There may be three possibilities in the feasibility study . First, the project idea seems to be feasible, second, the project idea is not feasible and third, unable to arrive at a conclusion . If it is feasible, the entrepreneur proceeds to the next step, if not feasible, the project idea is dropped and in case of third case, sufficient data is collected to take the final decision.
Contents of Feasibility Study
(1) Scope of the project feasibility study – Before undertaking any industrial or social project, the scope and magnitude should be clearly spelled out based on which forecasts are made. It should include all activities which play important role in commissioning the project successfully and auxiliary activities related to production, extraction, off – site activities as housing and educational, training and recreational facilities.

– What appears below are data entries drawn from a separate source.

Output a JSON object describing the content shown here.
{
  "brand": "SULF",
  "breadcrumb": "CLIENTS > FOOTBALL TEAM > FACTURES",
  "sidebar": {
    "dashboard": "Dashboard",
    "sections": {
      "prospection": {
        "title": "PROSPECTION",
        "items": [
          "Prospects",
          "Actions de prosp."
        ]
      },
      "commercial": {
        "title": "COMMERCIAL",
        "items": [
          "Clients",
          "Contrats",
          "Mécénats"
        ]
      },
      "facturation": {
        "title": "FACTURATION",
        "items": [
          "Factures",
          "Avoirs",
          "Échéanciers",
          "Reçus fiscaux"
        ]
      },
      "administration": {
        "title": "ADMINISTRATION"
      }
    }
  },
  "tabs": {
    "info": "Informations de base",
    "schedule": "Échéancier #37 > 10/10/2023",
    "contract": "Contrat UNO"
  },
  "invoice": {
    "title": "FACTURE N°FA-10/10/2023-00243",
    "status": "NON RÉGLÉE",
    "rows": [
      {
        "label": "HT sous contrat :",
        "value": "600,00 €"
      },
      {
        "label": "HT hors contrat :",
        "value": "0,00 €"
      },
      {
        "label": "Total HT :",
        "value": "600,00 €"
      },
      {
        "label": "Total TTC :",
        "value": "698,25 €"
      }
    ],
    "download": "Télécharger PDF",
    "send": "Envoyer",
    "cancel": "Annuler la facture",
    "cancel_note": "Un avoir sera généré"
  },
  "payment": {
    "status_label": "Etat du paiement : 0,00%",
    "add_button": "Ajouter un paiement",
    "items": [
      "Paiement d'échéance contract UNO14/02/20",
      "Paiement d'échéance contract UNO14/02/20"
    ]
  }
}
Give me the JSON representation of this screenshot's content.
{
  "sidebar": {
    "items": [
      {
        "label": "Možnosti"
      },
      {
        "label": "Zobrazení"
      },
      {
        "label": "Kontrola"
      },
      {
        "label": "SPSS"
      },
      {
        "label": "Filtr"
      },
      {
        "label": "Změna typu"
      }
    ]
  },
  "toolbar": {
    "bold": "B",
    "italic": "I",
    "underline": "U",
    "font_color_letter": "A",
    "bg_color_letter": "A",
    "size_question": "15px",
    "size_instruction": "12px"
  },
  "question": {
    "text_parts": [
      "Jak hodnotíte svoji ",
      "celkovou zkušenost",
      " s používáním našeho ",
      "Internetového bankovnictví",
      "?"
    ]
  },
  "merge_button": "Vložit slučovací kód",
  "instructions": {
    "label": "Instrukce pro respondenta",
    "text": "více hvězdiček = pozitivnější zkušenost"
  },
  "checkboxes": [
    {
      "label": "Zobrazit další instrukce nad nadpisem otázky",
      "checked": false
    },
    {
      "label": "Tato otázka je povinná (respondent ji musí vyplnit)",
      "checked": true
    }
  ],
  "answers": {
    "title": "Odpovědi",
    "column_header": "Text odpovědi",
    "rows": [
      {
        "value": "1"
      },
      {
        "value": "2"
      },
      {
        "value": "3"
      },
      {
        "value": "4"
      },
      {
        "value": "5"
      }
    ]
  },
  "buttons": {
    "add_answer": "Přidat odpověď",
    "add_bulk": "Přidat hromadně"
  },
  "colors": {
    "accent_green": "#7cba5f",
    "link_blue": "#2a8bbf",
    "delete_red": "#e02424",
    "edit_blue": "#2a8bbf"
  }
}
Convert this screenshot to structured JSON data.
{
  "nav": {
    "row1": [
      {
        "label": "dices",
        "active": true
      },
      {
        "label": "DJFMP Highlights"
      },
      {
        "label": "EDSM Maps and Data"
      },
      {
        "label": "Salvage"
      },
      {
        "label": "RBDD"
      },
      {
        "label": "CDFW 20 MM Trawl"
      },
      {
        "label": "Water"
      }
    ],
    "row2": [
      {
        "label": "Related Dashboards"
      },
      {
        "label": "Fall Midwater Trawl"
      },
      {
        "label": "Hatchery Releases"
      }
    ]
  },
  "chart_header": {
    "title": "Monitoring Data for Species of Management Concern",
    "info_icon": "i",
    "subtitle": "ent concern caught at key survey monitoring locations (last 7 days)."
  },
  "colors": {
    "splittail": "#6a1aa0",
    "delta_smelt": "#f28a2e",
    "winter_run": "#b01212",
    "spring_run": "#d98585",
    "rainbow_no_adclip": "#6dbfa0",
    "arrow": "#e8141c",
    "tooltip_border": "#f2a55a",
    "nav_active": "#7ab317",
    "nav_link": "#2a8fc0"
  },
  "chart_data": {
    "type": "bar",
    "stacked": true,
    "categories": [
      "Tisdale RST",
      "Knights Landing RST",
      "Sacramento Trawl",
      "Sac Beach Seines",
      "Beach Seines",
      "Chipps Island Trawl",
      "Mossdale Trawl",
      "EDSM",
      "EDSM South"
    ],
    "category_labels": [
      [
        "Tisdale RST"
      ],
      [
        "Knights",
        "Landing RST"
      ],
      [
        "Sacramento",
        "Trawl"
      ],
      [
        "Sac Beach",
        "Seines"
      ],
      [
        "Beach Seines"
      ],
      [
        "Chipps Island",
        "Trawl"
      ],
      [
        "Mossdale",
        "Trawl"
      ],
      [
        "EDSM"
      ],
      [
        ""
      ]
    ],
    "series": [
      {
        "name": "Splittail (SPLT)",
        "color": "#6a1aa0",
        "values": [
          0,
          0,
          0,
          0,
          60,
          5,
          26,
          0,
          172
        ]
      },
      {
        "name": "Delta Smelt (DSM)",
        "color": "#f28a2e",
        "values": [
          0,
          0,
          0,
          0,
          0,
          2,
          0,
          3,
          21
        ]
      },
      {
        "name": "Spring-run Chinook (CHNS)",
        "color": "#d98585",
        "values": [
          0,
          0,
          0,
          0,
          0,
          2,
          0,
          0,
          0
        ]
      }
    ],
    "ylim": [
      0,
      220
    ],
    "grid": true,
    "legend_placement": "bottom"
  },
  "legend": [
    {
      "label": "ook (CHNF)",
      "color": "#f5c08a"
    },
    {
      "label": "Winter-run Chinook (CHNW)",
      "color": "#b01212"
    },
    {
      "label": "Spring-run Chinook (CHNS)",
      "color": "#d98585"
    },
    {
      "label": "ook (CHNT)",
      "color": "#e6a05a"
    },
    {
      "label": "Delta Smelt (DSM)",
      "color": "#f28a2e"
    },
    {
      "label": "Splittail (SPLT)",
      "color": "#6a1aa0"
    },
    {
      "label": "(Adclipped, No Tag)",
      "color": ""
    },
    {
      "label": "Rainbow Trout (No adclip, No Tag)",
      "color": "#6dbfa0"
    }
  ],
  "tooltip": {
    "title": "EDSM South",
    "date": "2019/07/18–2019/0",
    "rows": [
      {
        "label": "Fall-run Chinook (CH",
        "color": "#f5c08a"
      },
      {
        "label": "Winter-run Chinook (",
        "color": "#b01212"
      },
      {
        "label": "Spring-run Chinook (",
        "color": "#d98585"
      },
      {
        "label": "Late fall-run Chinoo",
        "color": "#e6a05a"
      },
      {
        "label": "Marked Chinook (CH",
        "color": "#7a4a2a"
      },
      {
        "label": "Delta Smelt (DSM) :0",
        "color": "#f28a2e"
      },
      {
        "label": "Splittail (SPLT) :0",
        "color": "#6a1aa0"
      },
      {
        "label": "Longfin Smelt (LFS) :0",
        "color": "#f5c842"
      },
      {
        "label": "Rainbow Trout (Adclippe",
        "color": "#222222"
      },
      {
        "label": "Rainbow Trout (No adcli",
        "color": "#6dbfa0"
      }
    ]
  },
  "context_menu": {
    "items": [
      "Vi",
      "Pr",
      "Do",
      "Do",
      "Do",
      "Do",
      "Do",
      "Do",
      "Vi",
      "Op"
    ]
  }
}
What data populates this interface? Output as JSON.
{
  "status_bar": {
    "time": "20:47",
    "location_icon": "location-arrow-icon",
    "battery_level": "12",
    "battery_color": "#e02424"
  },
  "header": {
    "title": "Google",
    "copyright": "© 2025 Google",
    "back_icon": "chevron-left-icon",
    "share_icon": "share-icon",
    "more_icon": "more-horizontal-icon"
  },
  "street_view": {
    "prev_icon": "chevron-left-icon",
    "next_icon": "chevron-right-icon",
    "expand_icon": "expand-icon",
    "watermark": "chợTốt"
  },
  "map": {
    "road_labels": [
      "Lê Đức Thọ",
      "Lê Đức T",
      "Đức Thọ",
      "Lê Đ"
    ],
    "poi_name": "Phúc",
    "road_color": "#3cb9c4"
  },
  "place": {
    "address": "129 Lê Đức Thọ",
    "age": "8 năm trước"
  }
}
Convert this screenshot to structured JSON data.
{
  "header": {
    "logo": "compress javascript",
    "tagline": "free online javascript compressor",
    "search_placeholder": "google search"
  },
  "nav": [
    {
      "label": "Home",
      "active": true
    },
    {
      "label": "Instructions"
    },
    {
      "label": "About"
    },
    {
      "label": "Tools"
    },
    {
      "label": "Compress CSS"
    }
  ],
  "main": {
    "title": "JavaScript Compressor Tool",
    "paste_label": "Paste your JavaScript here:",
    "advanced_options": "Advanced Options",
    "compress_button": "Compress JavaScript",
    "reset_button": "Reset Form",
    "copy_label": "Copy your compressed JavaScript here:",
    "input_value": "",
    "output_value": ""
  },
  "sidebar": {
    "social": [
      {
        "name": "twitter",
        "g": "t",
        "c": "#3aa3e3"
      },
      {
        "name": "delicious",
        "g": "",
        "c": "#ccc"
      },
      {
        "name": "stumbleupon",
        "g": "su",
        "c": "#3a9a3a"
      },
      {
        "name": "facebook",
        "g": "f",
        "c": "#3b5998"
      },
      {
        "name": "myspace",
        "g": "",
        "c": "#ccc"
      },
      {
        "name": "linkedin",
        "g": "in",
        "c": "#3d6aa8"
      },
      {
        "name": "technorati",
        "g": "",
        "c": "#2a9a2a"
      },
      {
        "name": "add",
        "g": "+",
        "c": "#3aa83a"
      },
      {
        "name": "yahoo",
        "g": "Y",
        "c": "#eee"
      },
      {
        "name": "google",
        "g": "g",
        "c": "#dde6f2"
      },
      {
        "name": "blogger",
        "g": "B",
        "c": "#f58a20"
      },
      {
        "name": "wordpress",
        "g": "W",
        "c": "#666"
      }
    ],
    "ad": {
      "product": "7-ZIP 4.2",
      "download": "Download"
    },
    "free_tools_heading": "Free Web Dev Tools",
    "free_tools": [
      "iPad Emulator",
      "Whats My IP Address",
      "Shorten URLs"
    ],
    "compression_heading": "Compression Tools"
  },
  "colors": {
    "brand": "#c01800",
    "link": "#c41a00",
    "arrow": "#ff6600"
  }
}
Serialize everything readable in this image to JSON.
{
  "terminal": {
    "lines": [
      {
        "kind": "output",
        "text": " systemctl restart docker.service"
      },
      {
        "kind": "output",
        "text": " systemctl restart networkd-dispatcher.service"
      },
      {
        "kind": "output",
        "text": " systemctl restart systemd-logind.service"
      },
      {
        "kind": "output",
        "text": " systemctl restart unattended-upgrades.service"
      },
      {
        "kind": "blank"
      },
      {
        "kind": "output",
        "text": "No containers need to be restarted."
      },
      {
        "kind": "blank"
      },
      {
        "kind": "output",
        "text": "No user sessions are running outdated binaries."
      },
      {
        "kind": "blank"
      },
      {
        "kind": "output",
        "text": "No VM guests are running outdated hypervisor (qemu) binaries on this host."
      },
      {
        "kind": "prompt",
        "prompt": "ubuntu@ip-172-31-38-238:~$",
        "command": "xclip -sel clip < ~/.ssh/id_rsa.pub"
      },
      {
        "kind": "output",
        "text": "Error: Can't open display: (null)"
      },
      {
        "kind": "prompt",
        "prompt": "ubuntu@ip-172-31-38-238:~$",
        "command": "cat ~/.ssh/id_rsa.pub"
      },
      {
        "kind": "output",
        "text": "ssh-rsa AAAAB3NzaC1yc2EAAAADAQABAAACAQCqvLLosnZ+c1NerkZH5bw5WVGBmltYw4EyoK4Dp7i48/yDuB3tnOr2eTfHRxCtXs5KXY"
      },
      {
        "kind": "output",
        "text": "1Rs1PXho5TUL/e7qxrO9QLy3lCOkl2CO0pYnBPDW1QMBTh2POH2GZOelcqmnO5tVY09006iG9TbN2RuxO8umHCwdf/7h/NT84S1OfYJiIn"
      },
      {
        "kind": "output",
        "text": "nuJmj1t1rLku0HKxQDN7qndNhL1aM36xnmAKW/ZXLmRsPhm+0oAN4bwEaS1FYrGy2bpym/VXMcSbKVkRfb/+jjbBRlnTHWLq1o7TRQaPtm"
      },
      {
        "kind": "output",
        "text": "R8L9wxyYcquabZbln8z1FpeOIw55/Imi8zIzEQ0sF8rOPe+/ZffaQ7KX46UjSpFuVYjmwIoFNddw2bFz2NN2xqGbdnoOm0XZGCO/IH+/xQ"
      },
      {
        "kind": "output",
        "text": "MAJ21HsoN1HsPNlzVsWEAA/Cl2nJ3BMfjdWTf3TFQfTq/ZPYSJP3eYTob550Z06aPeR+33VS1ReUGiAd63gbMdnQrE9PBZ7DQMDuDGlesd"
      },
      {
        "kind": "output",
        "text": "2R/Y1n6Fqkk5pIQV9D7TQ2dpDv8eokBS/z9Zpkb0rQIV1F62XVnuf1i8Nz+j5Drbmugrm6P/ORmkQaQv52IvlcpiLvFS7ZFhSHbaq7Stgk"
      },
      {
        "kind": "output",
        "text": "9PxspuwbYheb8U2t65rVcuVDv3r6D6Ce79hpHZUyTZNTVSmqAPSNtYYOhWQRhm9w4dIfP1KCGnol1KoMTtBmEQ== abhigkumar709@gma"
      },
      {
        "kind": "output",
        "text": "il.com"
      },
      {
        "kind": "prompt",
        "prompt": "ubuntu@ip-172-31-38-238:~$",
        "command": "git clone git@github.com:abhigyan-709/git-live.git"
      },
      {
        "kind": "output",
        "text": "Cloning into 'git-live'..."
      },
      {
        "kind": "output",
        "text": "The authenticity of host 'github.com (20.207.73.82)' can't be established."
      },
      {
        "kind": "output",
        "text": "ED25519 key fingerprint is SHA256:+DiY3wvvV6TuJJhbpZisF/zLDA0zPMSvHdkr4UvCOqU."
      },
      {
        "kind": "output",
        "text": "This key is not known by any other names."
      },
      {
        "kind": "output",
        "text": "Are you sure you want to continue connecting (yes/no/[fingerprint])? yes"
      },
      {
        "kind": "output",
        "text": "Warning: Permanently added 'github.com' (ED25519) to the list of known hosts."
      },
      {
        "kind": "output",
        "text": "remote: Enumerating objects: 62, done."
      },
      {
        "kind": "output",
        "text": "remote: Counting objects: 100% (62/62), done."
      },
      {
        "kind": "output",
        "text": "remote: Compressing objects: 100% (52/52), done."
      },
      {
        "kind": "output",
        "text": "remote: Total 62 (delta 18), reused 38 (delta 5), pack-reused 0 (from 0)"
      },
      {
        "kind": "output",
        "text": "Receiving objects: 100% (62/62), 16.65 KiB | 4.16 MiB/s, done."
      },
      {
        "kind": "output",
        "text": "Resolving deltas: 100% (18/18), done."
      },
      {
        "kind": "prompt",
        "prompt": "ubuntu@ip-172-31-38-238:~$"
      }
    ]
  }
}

(2) Procurement of data – Though the investment and production cost should be estimated as accurately as possible. Due to limitation of cost and time involved in obtaining data, the project team has to rely upon assumptions.
(3) Verification of alternatives and assumptions – Various alternatives with requirement of technology, equipment, capacity, location, finance, etc. are provided for the study. To arrive at a decision is really a difficult task.
(4) Proposed most structure – It would be ideal to label all the expenditure to be incurred during the project implementation. It includes material costs, research costs, labour costs. overhead costs, distribution costs, etc. These costs of which some may be explicit costs and some may be implicit to the production or operation process.
(5) Scheduling the operations – When the operations are much time consuming, Bar Charts for scheduling and timing the operations are used by many planners.
(6) Arranging local and foreign exchange – Arrangement should be made for local currency for convenient spending and foreign currency is needed for importing the required goods and services.
(7) Contingencies and inflation – Every project is confronted with inflationary pressures of the money market and physical shortage of the material in the market due to short supply.
(8) Project team – Feasibility study should be conducted under the supervision of team experts as they are well aware of the time constraints and other such requirements of the project.
(9) Cost studies – Costs are the main determinants of various types of pre-investment studies. Thus, it is preferable to indicate the order or magnitude of costs if such studies are conducted by outside agencies.
(10) Accuracy of costs – The estimates of investment cost of production would go on changing. The estimate should be as much accurate as possible.